这里引入了一个新的集合 inactive 用来表示当前点落入了该 interval 的 lifetime hole 中。另外在算法中增加了 activeinactive 相互移动及移除部分代码。

TRY_ALLOCATE_FREE_REG  
set free_pos of all physical registers to max_int  
for each interval it in active do    
    set_free_pos(it, 0)  
end for  
for each interval it in inactive intersecting with current do   
    set_free_pos(it, next intersection of it with current)  
end for  
reg = register with highest free_pos  
if free_pos[reg] = 0 then   
    // allocation failed, no register available without spilling   
    return false   
else if free_pos[reg] > current.last_range.to then   
    // register available for whole current   
    assign register reg to interval current  
else   
    // register available for first part of current   
    assign register reg to interval current   
    split current at optimal position before free_pos[reg]  
end if 

在检查有没有空闲寄存器的时候也不能简单的判断,需要按照上面的条件,找出最合适的寄存器,如果没有找到,则要选择一个区间 Spill。

ALLOCATE_BLOCKED_REG  
set use_pos and block_pos of all physical 
registers to max_int  
for each non-fixed interval it in active do   
    set_use_pos(it, next usage of it after current.first_range.from)  
end for  
for each non-fixed interval it in inactive intersecting with current do   
    set_use_pos(it, next usage of it after current.first_range.from)  
end for  
for each fixed interval it in active do   
    set_block_pos(it, 0)  
end for  
for each fixed interval it in inactive intersecting with current do   
    set_block_pos(it, next intersection of it with current)  
end for  
reg = register with highest use_pos  
if use_pos[reg] < first usage of current then   
    // all active and inactive intervals are used before current, so it is best to spill current itself   
    assign spill slot to current   
    split current at optimal position before first use position that requires a register  
else if block_pos[reg] > current.last_range.to then   
    // spilling made a register free for whole current   
    assign register reg to interval current   
    split and spill intersecting active and inactive intervals for reg  
else   
    // spilling made a register free for first part of current   
    assign register reg to interval current   
    split current at optimal position before block_pos[reg]   
    split and spill intersecting active and inactive intervals for reg  
end if

按照上面的方法选择一个寄存器并溢出,至此,基本方法都差不多了。
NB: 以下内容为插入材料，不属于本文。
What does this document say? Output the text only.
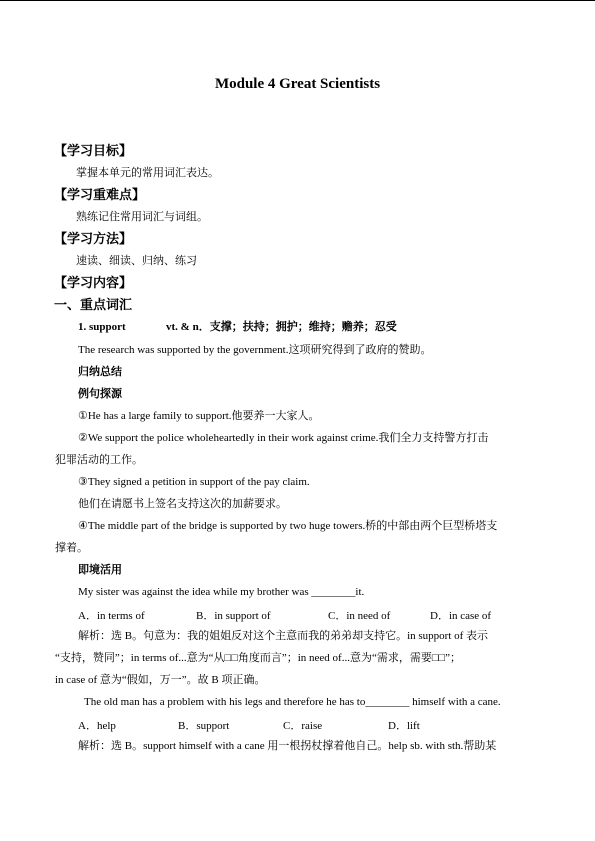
Module 4 Great Scientists
【学习目标】
掌握本单元的常用词汇表达。
【学习重难点】
熟练记住常用词汇与词组。
【学习方法】
速读、细读、归纳、练习
【学习内容】
一、重点词汇
1. support	vt. & n．支撑；扶持；拥护；维持；赡养；忍受
The research was supported by the government.这项研究得到了政府的赞助。
归纳总结
例句探源
①He has a large family to support.他要养一大家人。
②We support the police wholeheartedly in their work against crime.我们全力支持警方打击
犯罪活动的工作。
③They signed a petition in support of the pay claim.
他们在请愿书上签名支持这次的加薪要求。
④The middle part of the bridge is supported by two huge towers.桥的中部由两个巨型桥塔支
撑着。
即境活用
My sister was against the idea while my brother was ________it.
A．in terms of	B．in support of	C．in need of	D．in case of
解析：选 B。句意为：我的姐姐反对这个主意而我的弟弟却支持它。in support of 表示
“支持，赞同”；in terms of...意为“从□□角度而言”；in need of...意为“需求，需要□□”；
in case of 意为“假如，万一”。故 B 项正确。
The old man has a problem with his legs and therefore he has to________ himself with a cane.
A．help	B．support	C．raise	D．lift
解析：选 B。support himself with a cane 用一根拐杖撑着他自己。help sb. with sth.帮助某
这里还需要补充一下,当我们将 CFG 线性化的时候,有一些细节仍然需要处理:

B1:
a = ...;
if (...) 
    THEN:
    a = ...;
else 
    ELSE:
    a = ...;
ENDIF:
use a

这里以一个简单例子说明为什么需要一步特殊的操作,假设 b1 中为 a 分配了一个寄存器,在 else 中,a 被 spill 到 stack slot 上,而 then 中仍然处于寄存器中,那么在 endif 中就出现了矛盾,a 在寄存器上还是在栈上?下面的算法用来解决这个问题。

RESOLVE_DATA_FLOW  
MoveResolver resolver // used for ordering and inserting moves into the LIR  
for each block from in blocks do   
    for each successor to of from do    
        // collect all resolving moves necessary between the blocks from and to    
        for each operand opr in to.live_in do     
            Interval parent_interval = intervals[opr]     
            Interval from_interval = parent_interval.child_at(from.last_op.id)     
            Interval to_interval = parent_interval.child_at(to.first_op.id)     
            if from_interval ≠ to_interval then      
                // interval was split at the edge between the blocks from and to      
                resolver.add_mapping(from_interval, to_interval)    
            end if    
        end for    
        // the moves are inserted either at the end of block from or at the beginning of block to,    
        // depending on the control flow    
        resolver.find_insert_position(from, to)    
        // insert all moves in correct order (without overwriting registers that are used later)    
        resolver.resolve_mappings()   
    end for  
end for 

SSA form 线性扫描寄存器分配

SSA 形式的线性扫描的主体与上述类似, SSA 带来的优点就是能有效的降低单个 interval 的长度,这在 CISC 指令集计算机中会非常有效。同时,充分利用 SSA 形式的 IR 的稀疏特性,避免迭代式的 liveness analysis,有效的降低时间复杂度。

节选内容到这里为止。